The real story is why Orlov himself was there at all: he had neither diplomatic experience nor the temperament for the job. It emerged that Catherine had her own private reasons to remove him from St Petersburg, yet would she really have risked the peace conference merely to get him out of the capital? Admittedly he was assisted by the experienced Obreskov, the Russian Ambassador to the Sublime Porte, recently freed from the Seven Towers. But Orlov was scarcely suited to the tortuous horse-trading that the Turks regarded as good manners.

Then he argued with Rumiantsev. Orlov wanted to start the war again; Rumiantsev, who knew that recruits were few, disease rampant and money short, did not. The Field-Marshal’s fastidious intelligence gave him the acuteness of an ice-pick. This must have riled the easygoing giant, who was far out of his depth. Finally, he lost his temper in mid-session and, to the astonishment of the Turkish plenipotentiaries, threatened to hang Rumiantsev himself. The Turks, who still regarded themselves as the receptacles of all that was elegant and civilized, no doubt shook their heads at these manifestations of Slavic barbarism. But the issues at risk there were extremely complicated and becoming more so by the day. Catherine was determined that the Turks should agree to the independence of the Crimea from Turkish sovereignty. The Crimea, suspended from the continent like a diamond from a belly dancer’s navel, dominated the Black Sea. The Turks claimed it as their ‘pure and immaculate virgin’ – the Sultan’s lake. Catherine’s proposal would remove Turkey from direct control of the northern coast of the Black Sea, except for its fortresses, and bring Russia one step closer to Peter the Great’s foiled dream of controlling its power and commerce.

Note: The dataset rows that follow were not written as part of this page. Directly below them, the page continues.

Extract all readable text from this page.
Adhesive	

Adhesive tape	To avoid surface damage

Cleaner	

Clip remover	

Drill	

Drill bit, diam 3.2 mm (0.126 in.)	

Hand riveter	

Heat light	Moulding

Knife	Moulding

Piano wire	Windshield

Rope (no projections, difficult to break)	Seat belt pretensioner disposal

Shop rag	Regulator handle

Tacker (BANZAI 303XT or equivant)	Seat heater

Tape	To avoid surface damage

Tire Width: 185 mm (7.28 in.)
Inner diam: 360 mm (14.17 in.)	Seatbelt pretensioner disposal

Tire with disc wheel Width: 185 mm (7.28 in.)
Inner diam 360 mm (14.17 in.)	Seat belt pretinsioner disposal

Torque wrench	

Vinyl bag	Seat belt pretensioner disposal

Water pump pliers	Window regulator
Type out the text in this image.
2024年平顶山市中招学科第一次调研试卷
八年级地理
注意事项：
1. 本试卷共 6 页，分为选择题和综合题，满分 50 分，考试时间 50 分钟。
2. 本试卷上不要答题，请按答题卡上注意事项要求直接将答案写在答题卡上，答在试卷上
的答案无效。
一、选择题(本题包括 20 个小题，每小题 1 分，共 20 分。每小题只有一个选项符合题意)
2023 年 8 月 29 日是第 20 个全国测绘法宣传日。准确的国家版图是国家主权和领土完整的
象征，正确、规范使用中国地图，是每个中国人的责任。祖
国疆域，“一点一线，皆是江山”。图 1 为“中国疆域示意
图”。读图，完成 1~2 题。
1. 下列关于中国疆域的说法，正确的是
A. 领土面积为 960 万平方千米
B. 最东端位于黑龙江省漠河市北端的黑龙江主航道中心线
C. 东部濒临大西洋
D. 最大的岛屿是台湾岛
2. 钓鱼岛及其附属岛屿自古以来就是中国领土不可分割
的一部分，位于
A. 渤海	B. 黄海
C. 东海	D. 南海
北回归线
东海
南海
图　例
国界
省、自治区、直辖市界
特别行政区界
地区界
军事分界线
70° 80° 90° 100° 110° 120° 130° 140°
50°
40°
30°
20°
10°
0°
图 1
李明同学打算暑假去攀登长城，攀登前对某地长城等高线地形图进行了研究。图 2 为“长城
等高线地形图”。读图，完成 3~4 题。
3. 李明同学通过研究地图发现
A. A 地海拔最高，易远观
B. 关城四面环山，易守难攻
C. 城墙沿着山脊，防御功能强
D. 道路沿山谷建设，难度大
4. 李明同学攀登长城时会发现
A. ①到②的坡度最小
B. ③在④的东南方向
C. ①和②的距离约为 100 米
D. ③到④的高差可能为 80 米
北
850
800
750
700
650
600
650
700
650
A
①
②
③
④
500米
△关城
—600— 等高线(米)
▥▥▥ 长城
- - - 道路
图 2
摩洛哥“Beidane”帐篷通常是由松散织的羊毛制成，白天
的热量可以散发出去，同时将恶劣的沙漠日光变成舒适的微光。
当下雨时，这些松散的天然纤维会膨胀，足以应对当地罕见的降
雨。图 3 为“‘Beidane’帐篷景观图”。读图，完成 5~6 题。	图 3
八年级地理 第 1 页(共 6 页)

Meanwhile Prussia and Austria were becoming restless at the Russian successes: acquisitive, ruthless Frederick the Great was jealous that his Russian ally might gain too much Ottoman territory. Austria, hostile to Prussia and Russia, secretly negotiated a defensive treaty with the Turks. Prussia wanted some compensation for being a loyal ally to Russia; Austria wanted a reward for being a thoroughly disloyal one to Turkey. Whatever they said, Russia and Prussia both looked longingly at the helpless chaos of Poland. Austria’s Empress – Queen, Maria Theresa, balked at this thievery – yet, as Frederick the Great put it, ‘she wept, but she took’. Picturesque, feeble and self-destructive Poland was like an unlocked bank from which these imperial brigands could steal what they wished to pay for their expensive wars, satisfy their greed and ease their jealousy of each other. Austria, Prussia and Russia negotiated the First Partition of Poland, leaving Catherine free to enforce her demands on Turkey.

Just when the Polish partition was all but agreed, Sweden, Turkey’s traditional ally, stepped in to spoil the party. Over the years, Russia had spent millions of roubles on bribes to ensure that Sweden remain a limited monarchy, split between the French and Russian parties. But in August 1772 its new young King, Gustavus III, restored absolutism in a coup. He encouraged the Turks to fight on. So, back in Fokshany, Orlov became tired of the Turks’ intransigence over his demand for Crimean independence. Whether it was the complexity of the diplomacy, the minutiae of Turkish etiquette or the presence of Potemkin, yawning in his dressing gown on the sofa, Orlov now delivered an ultimatum to the Turks that ruined the conference. The Turks walked out.

Orlov had other things on his mind: the Court was in crisis. Suddenly on 23 August, without awaiting orders, he abandoned the conference and headed for Petersburg as fast as his horses would carry him. Potemkin, if he still lay on the sofa as Orlov galloped away, would have been even deeper in thought than usual.


Grigory Orlov was stopped at the gates of St Petersburg at the express order of the Empress. He was ordered, for reasons of quarantine, to proceed to his nearby estate of Gatchina.